According to Sandås, early 2021 was bleak for many client companies, but things started to look brighter as the spring progressed.
“In the second quarter, the total payroll of Veritas’ client companies increased clearly and the number of insured rose,” says Sandås.
Equity investments generated a return of 15.4 per cent
The second quarter also looked bright in the financial markets. The total return on Veritas’ investments was 3.9 per cent in April–June and 7.3 per cent in the first half of 2021. In January–June, equity investments performed best, with a return of 15.4 per cent. Real estate investments had a return of 2.8 per cent, fixed-income investments 0.9 per cent, and other investments 5.9 per cent.

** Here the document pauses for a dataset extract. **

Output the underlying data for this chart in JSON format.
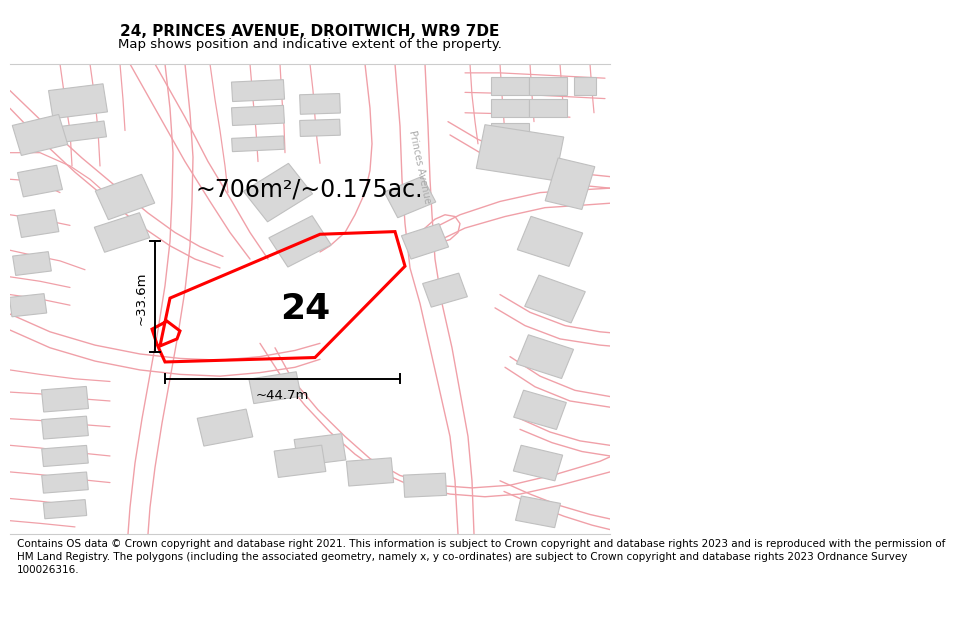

“The continuation of economic recovery has ensured a good return on investments. The investors who dared to bear the most equity risk were the ones who performed best in early 2021. Other asset classes have had positive investment returns, but lower in comparison to equities,” analyses Kari Vatanen, CIO of Veritas.
The strong investment return strengthened Veritas’ solvency and the solvency capital surpassed one billion euros for the first time.
“Even though we have just survived a very serious pandemic-induced crisis, the return on investments for the last ten years is very high. The ten-year real return of Veritas’ investments rose to 5.0 per cent and it is very difficult to foresee that we will see this kind of returns in the next ten years,” says Vatanen.
Recovery from the pandemic continues
The situation in the Finnish economy and labour market is now bright, but many uncertainties remain.
“In the equity market, recovery from the pandemic continues with supportive monetary policy. Companies’ strong profit growth supports the stock market for now, but the risks include rising consumer prices and the prolongation of the pandemic. The sentiment in the market can change quickly, if the central banks threaten to stop playing the music,” Vatanen explains.